The National Automobile Dealers Association estimates U.S. new vehicle sales will fall to 16.8 million units as internal and external forces reshape the auto retail industry.

December 18, 2019
NADA Predicts 1.2% Decline in 2020 New Car Sales

NADA analysts predict the increasing fuel efficiency of light-duty pickups and CUVs such as the BMW X4 will continue to push more consumers away from car segments.

Photo courtesy BMW Group

2 min to read


TYSONS, Va. — The National Automobile Dealers Association released its annual new-vehicle sales forecast for 2020, predicting U.S. dealers will move fewer than 17 million units for the first time since 2014.

Read: November Sales Report Pushes 2019 Total Closer to 17M

“We expect new light-vehicles sales will come in at 16.8 million units for 2020, roughly a 1.2% drop from 2019 sales volume,” said NADA senior economist Patrick Manzi. “As for 2019, it appears new vehicle sales will best the expectations of most in the industry by topping 17 million units for the fifth straight year.”

Analysts found that, as in 2018, consumers continued to abandon car segments in 2019. Light trucks are on track to account for more than 70% of overall new-car sales for 2019, while cars will account for less than 30% of new-car sales.

“Crossovers, which account for more than 40% of the total new vehicle market, continue to increase in fuel efficiency each year.”

By the end of 2020, NADA projects that three of every four new vehicles sold will be light trucks, a significant increase from a decade ago when the new-vehicle sales mix was 48% light trucks and 52% cars.

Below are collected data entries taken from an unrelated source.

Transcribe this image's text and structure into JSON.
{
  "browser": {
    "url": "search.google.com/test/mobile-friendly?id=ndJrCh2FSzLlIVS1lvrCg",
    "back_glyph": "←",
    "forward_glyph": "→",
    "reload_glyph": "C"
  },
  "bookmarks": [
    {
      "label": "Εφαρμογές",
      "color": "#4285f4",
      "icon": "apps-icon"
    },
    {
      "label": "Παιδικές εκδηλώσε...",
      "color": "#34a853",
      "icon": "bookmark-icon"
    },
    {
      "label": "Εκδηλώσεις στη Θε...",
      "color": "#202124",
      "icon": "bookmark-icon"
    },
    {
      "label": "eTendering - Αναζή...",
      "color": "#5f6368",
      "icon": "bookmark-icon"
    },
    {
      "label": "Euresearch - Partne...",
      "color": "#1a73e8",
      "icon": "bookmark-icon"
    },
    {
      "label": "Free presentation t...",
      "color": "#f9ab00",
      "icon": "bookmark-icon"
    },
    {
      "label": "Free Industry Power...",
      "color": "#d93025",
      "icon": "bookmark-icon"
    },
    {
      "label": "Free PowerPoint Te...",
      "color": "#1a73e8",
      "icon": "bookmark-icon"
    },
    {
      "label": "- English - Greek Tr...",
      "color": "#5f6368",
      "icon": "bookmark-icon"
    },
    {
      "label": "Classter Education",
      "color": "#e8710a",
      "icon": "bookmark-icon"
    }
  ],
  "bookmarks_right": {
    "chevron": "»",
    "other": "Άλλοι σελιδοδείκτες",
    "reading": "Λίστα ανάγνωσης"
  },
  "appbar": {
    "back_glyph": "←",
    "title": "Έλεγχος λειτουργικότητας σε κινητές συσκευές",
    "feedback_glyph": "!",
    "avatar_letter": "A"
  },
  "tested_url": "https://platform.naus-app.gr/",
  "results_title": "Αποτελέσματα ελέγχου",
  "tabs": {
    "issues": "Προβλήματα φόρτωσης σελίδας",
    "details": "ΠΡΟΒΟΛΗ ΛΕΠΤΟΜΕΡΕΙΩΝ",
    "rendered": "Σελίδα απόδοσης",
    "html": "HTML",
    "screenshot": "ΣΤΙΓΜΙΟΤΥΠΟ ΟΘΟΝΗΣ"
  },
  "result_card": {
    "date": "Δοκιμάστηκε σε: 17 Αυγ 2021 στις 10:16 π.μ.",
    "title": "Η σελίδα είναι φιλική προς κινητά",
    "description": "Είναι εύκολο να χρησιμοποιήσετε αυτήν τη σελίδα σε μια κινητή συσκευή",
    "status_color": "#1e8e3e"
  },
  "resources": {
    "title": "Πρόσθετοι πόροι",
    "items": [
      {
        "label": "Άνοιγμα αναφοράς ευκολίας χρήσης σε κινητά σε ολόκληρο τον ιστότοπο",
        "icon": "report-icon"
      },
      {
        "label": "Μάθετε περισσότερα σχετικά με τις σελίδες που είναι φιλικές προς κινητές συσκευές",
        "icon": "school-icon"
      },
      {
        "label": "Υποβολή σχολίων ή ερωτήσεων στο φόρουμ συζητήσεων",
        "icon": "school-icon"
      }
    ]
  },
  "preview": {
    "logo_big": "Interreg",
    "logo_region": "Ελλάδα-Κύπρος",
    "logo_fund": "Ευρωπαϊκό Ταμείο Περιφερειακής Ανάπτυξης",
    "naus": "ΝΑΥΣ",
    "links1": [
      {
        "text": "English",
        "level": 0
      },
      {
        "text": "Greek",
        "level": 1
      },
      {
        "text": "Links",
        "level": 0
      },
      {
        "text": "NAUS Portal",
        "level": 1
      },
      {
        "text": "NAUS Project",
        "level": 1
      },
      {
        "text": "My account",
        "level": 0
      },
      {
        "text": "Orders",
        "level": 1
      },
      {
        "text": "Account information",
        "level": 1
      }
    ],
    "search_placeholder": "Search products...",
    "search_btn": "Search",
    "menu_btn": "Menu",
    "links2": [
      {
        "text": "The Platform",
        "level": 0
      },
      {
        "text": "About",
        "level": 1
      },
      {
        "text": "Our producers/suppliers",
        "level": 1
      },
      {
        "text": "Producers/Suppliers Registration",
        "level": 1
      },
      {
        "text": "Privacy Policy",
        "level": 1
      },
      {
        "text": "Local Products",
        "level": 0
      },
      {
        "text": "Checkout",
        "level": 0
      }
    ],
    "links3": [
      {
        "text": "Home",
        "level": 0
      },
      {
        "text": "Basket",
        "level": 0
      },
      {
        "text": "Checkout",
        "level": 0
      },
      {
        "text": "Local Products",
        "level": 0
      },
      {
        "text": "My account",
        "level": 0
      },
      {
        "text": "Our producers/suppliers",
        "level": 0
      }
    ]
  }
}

“Consumers like the added practicality and ride height afforded by light trucks. And crossovers, which account for more than 40% of the total new vehicle market, continue to increase in fuel efficiency each year — offering fuel economy close to their sedan counterparts. In the absence of a significant spike in gasoline prices for a sustained period of time, we expect this shift in preference as permanent,” Manzi added.

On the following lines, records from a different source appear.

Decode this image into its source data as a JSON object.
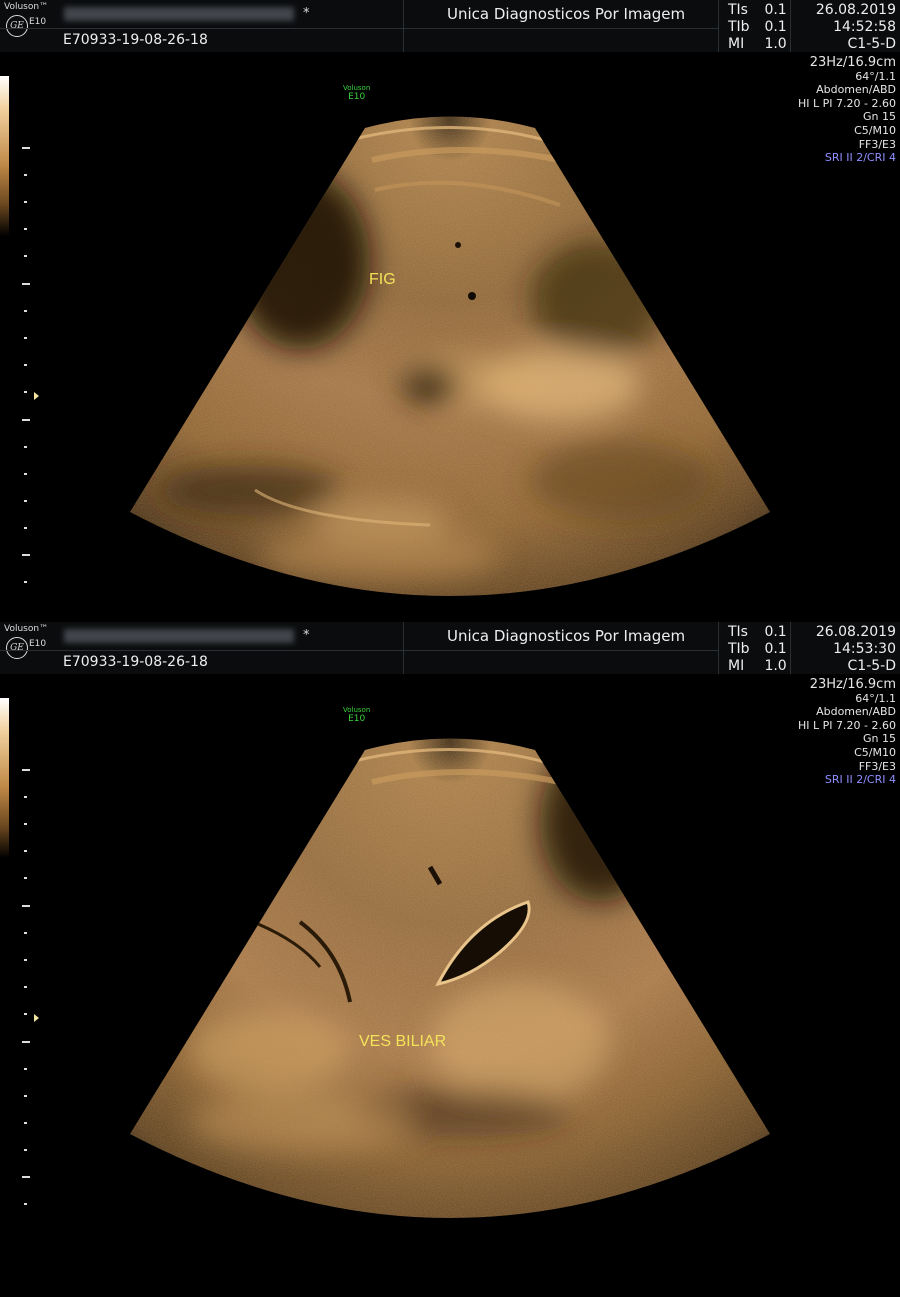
{
  "panels": [
    {
      "brand": "Voluson™",
      "model": "E10",
      "star": "*",
      "institution": "Unica Diagnosticos Por Imagem",
      "patient_id": "E70933-19-08-26-18",
      "tis_label": "TIs",
      "tis_value": "0.1",
      "tib_label": "TIb",
      "tib_value": "0.1",
      "mi_label": "MI",
      "mi_value": "1.0",
      "date": "26.08.2019",
      "time": "14:52:58",
      "probe": "C1-5-D",
      "params": [
        "23Hz/16.9cm",
        "64°/1.1",
        "Abdomen/ABD",
        "HI L PI 7.20 - 2.60",
        "Gn 15",
        "C5/M10",
        "FF3/E3",
        "SRI II 2/CRI 4"
      ],
      "overlay_brand": "Voluson",
      "overlay_model": "E10",
      "annotation": "FIG"
    },
    {
      "brand": "Voluson™",
      "model": "E10",
      "star": "*",
      "institution": "Unica Diagnosticos Por Imagem",
      "patient_id": "E70933-19-08-26-18",
      "tis_label": "TIs",
      "tis_value": "0.1",
      "tib_label": "TIb",
      "tib_value": "0.1",
      "mi_label": "MI",
      "mi_value": "1.0",
      "date": "26.08.2019",
      "time": "14:53:30",
      "probe": "C1-5-D",
      "params": [
        "23Hz/16.9cm",
        "64°/1.1",
        "Abdomen/ABD",
        "HI L PI 7.20 - 2.60",
        "Gn 15",
        "C5/M10",
        "FF3/E3",
        "SRI II 2/CRI 4"
      ],
      "overlay_brand": "Voluson",
      "overlay_model": "E10",
      "annotation": "VES BILIAR"
    }
  ],
  "colors": {
    "tissue": "#a87a45",
    "annotation": "#f3e35a",
    "param_highlight": "#8f8fff",
    "overlay_logo": "#3bd23b"
  }
}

While the Federal Reserve delivered three interest rate cuts in 2019, Manzi noted, rates remained at current cycle highs for the first half of the year.

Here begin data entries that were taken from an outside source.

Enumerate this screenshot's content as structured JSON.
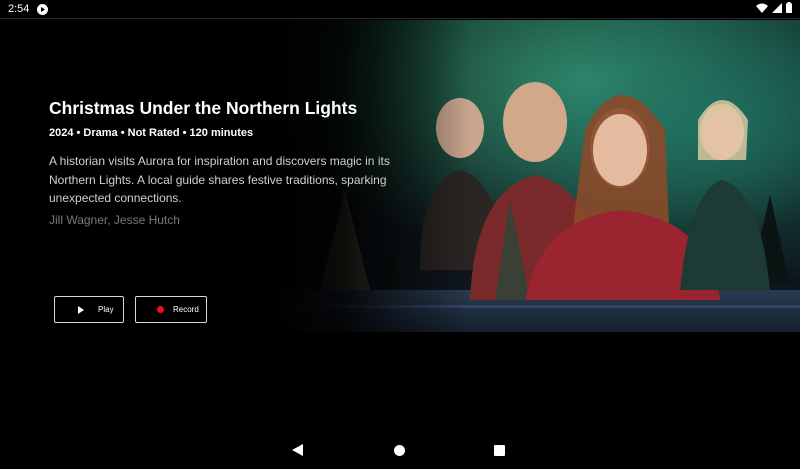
{
  "status_bar": {
    "time": "2:54",
    "icons": [
      "app-notification-icon",
      "wifi-icon",
      "cellular-signal-icon",
      "battery-icon"
    ]
  },
  "program": {
    "title": "Christmas Under the Northern Lights",
    "meta": "2024 • Drama • Not Rated • 120 minutes",
    "description": "A historian visits Aurora for inspiration and discovers magic in its Northern Lights. A local guide shares festive traditions, sparking unexpected connections.",
    "cast": "Jill Wagner, Jesse Hutch"
  },
  "actions": {
    "play_label": "Play",
    "record_label": "Record"
  },
  "colors": {
    "background": "#000000",
    "record_dot": "#e8141a",
    "aurora": "#2f8f6a"
  },
  "nav_bar": {
    "icons": [
      "back-icon",
      "home-icon",
      "recents-icon"
    ]
  }
}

Read: November Auto Loan Interest Rates Hit 21-Month Low

“At this time last year, the Fed was on a path of increasing interest rates and we expected that rates would continue to climb throughout the year. The Fed changing course on interest rates helped some consumers with vehicle affordability issues, as well as provided relief for dealers struggling with steadily increasing floorplan costs.”

Consumer spending, a significant contributor to U.S. GDP growth, is more notable over past years. U.S real personal consumption expenditures have grown an average of 2.5% each month through October of 2019, down slightly from 3.1% during the same period in 2018.

“Consumer spending has certainly helped propel the current U.S. economic expansion into the longest expansion on record,” Manzi said. “Looking at 2020, aside from potential fallout from trade disputes, there isn’t anything on the horizon that would suggest an end to this expansion.”